Friday, 22nd Week of Ordinary Time, Cycle II

Published: September 7, 2018

Bishop Anthony B. Taylor preached the following homily in the chapel at CHI St. Vincent Infirmary in Little Rock on Friday, Sept. 7, 2018.


Bishop Taylor

There are two kinds of plants: annuals and perennials. Annuals live just one season and then die — for instance, tomato plants. Their seeds make it through the winter, but — to use a technical phrase — there is radical discontinuity from one year to the next. The word "radical" means "to the roots": discontinuity all the way down to the roots. This year's plant will not have last year's roots, it will be an entirely different plant.

Perennials, on the other hand, live on for years — for instance, grape vines.

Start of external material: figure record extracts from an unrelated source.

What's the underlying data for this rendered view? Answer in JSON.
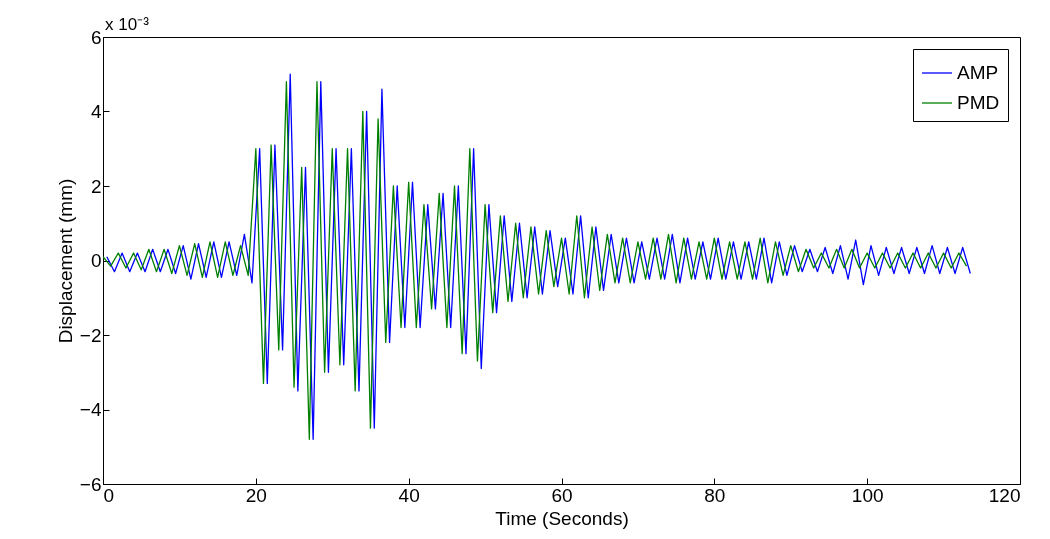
{
  "chart_data": {
    "type": "line",
    "xlabel": "Time (Seconds)",
    "ylabel": "Displacement (mm)",
    "annotations": [
      "x 10⁻³"
    ],
    "xlim": [
      0,
      120
    ],
    "xticks": [
      0,
      20,
      40,
      60,
      80,
      100,
      120
    ],
    "ylim": [
      -6,
      6
    ],
    "yticks": [
      -6,
      -4,
      -2,
      0,
      2,
      4,
      6
    ],
    "grid": false,
    "legend": "top right",
    "marker": "none",
    "line_style": "solid",
    "x": [
      0,
      1,
      2,
      3,
      4,
      5,
      6,
      7,
      8,
      9,
      10,
      11,
      12,
      13,
      14,
      15,
      16,
      17,
      18,
      19,
      20,
      21,
      22,
      23,
      24,
      25,
      26,
      27,
      28,
      29,
      30,
      31,
      32,
      33,
      34,
      35,
      36,
      37,
      38,
      39,
      40,
      41,
      42,
      43,
      44,
      45,
      46,
      47,
      48,
      49,
      50,
      51,
      52,
      53,
      54,
      55,
      56,
      57,
      58,
      59,
      60,
      61,
      62,
      63,
      64,
      65,
      66,
      67,
      68,
      69,
      70,
      71,
      72,
      73,
      74,
      75,
      76,
      77,
      78,
      79,
      80,
      81,
      82,
      83,
      84,
      85,
      86,
      87,
      88,
      89,
      90,
      91,
      92,
      93,
      94,
      95,
      96,
      97,
      98,
      99,
      100,
      101,
      102,
      103,
      104,
      105,
      106,
      107,
      108,
      109,
      110,
      111,
      112,
      113
    ],
    "series": [
      {
        "name": "AMP",
        "color": "#0000ff",
        "x": [
          0.5,
          1.5,
          2.5,
          3.5,
          4.5,
          5.5,
          6.5,
          7.5,
          8.5,
          9.5,
          10.5,
          11.5,
          12.5,
          13.5,
          14.5,
          15.5,
          16.5,
          17.5,
          18.5,
          19.5,
          20.5,
          21.5,
          22.5,
          23.5,
          24.5,
          25.5,
          26.5,
          27.5,
          28.5,
          29.5,
          30.5,
          31.5,
          32.5,
          33.5,
          34.5,
          35.5,
          36.5,
          37.5,
          38.5,
          39.5,
          40.5,
          41.5,
          42.5,
          43.5,
          44.5,
          45.5,
          46.5,
          47.5,
          48.5,
          49.5,
          50.5,
          51.5,
          52.5,
          53.5,
          54.5,
          55.5,
          56.5,
          57.5,
          58.5,
          59.5,
          60.5,
          61.5,
          62.5,
          63.5,
          64.5,
          65.5,
          66.5,
          67.5,
          68.5,
          69.5,
          70.5,
          71.5,
          72.5,
          73.5,
          74.5,
          75.5,
          76.5,
          77.5,
          78.5,
          79.5,
          80.5,
          81.5,
          82.5,
          83.5,
          84.5,
          85.5,
          86.5,
          87.5,
          88.5,
          89.5,
          90.5,
          91.5,
          92.5,
          93.5,
          94.5,
          95.5,
          96.5,
          97.5,
          98.5,
          99.5,
          100.5,
          101.5,
          102.5,
          103.5,
          104.5,
          105.5,
          106.5,
          107.5,
          108.5,
          109.5,
          110.5,
          111.5,
          112.5,
          113.5
        ],
        "values": [
          0.1,
          -0.3,
          0.2,
          -0.3,
          0.2,
          -0.3,
          0.3,
          -0.3,
          0.3,
          -0.35,
          0.4,
          -0.5,
          0.45,
          -0.45,
          0.5,
          -0.45,
          0.5,
          -0.4,
          0.7,
          -0.6,
          3.0,
          -3.3,
          3.1,
          -2.4,
          5.0,
          -3.5,
          2.5,
          -4.8,
          4.8,
          -3.0,
          3.0,
          -2.8,
          3.0,
          -3.5,
          4.0,
          -4.5,
          4.6,
          -2.2,
          2.0,
          -1.8,
          2.1,
          -1.8,
          1.5,
          -1.3,
          1.8,
          -1.8,
          2.0,
          -2.5,
          3.0,
          -2.9,
          1.5,
          -1.4,
          1.2,
          -1.1,
          1.0,
          -1.0,
          0.9,
          -0.9,
          0.8,
          -0.7,
          0.6,
          -0.9,
          1.2,
          -1.0,
          0.9,
          -0.8,
          0.7,
          -0.6,
          0.6,
          -0.6,
          0.5,
          -0.5,
          0.6,
          -0.5,
          0.7,
          -0.6,
          0.6,
          -0.5,
          0.5,
          -0.5,
          0.6,
          -0.5,
          0.5,
          -0.5,
          0.5,
          -0.5,
          0.6,
          -0.6,
          0.5,
          -0.4,
          0.4,
          -0.3,
          0.3,
          -0.3,
          0.35,
          -0.35,
          0.4,
          -0.5,
          0.55,
          -0.65,
          0.4,
          -0.4,
          0.35,
          -0.35,
          0.35,
          -0.35,
          0.35,
          -0.35,
          0.4,
          -0.35,
          0.35,
          -0.35,
          0.35,
          -0.35
        ]
      },
      {
        "name": "PMD",
        "color": "#008000",
        "values": [
          0.1,
          -0.15,
          0.2,
          -0.2,
          0.2,
          -0.25,
          0.3,
          -0.3,
          0.3,
          -0.35,
          0.4,
          -0.4,
          0.45,
          -0.45,
          0.5,
          -0.45,
          0.5,
          -0.4,
          0.4,
          -0.4,
          3.0,
          -3.3,
          3.1,
          -2.4,
          4.8,
          -3.4,
          2.5,
          -4.8,
          4.8,
          -3.0,
          3.0,
          -2.8,
          3.0,
          -3.5,
          4.0,
          -4.5,
          3.8,
          -2.2,
          2.0,
          -1.8,
          2.1,
          -1.8,
          1.5,
          -1.3,
          1.8,
          -1.8,
          2.0,
          -2.5,
          3.0,
          -2.7,
          1.5,
          -1.4,
          1.2,
          -1.1,
          1.0,
          -1.0,
          0.9,
          -0.9,
          0.8,
          -0.7,
          0.6,
          -0.9,
          1.2,
          -1.0,
          0.9,
          -0.8,
          0.7,
          -0.6,
          0.6,
          -0.6,
          0.5,
          -0.5,
          0.6,
          -0.5,
          0.7,
          -0.6,
          0.6,
          -0.5,
          0.5,
          -0.5,
          0.6,
          -0.5,
          0.5,
          -0.5,
          0.5,
          -0.5,
          0.6,
          -0.6,
          0.5,
          -0.4,
          0.4,
          -0.3,
          0.3,
          -0.2,
          0.2,
          -0.2,
          0.3,
          -0.2,
          0.3,
          -0.2,
          0.2,
          -0.2,
          0.2,
          -0.2,
          0.2,
          -0.2,
          0.2,
          -0.2,
          0.2,
          -0.2,
          0.2,
          -0.2,
          0.2,
          -0.15
        ]
      }
    ]
  }
}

We prune perennials in the fall, cut back that year's excess growth, but there is continuity in the roots from one year to the next. It'll be the same vine, have the same roots as before.

In today's Gospel we have the biggest question the early Church had to answer: Did Jesus intend to found a new religion? Or was he just pruning the old religion of its excess growth so that it could produce better fruit, but still the same plant with the same roots?

In every age there are people who advocate changes in the Church, which is beneficial to the degree that they serve to prune the Church: eliminating abuses so that we can produce better fruit for the Lord, making us more faithful to Jesus' teaching.

Discontinuity: a new religion, or continuity, improving Judaism but not replacing it?

Considering that we eventually separated from Judaism, you may be surprised to learn that in the Gospels it seems clear that continuity is what Jesus had in mind, at least at this point. He came to prune the old religion, improve it; to replace parts of it, discarding wrong attitudes and abuses, but not to replace or discard Judaism as a whole.

This is the context of today's Gospel, which seems to say the opposite. Here Jesus emphasizes the incompatibility of his reforms with all that needs to be changed: "You don't sew a piece of unshrunken cloth on an old coat ... you don't pour new wine into old wineskins, otherwise you'll ruin them both!"

A change of attitude, a radical pruning perhaps, but not a break with Judaism — even though that is what eventually happened. And since then there have been other even sadder radical breaks: the Catholic/Orthodox and Catholic/Protestant splits, and many more splits within Orthodoxy and Protestantism, for which there is also no justification in Jesus' teaching.

In every age there are people who advocate changes in the Church, which is beneficial to the degree that they serve to prune the Church: eliminating abuses so that we can produce better fruit for the Lord, making us more faithful to Jesus' teaching.

And the Church is going through a very difficult time of pruning right now, working to remedy the structural flaws that allowed the sexual abuse of minors by clergy to go on so long and gross mismanagement of these cases by so many bishops who focused too much on institutional concerns and so lost sight of the plight of the victims, which should have been their first priority.

And of course, this is not our first pruning. Vatican II pruned us 50 years ago in a way that was in complete continuity with all that went before, just like the reforms of the Council of Trent, which sought to remedy the scandalous situations in the 1500s that were a cancer in the life of the Church in those days.

Indeed, given the human condition and the fact that we are a Church of sinners, this pruning needs to occur in every generation. And constantly in our own personal lives as well. And what is the greatest set of pruning shears we have? The Word of God.

Today’s Mass is taking place as part of St. Vincent Infirmary’s reception of the beautiful St. John Illustrated Bible, the Word of God in print, indeed in calligraphy and in vibrant color, a beautiful work of art.

I pray that this display will inspire us to go beyond the written word in order to encounter the living Word of God in person, about whom the written word only serves to give witness. Beauty is one of the attributes of God, so I pray that the beauty of this work will lead you beyond itself to the source of that beauty.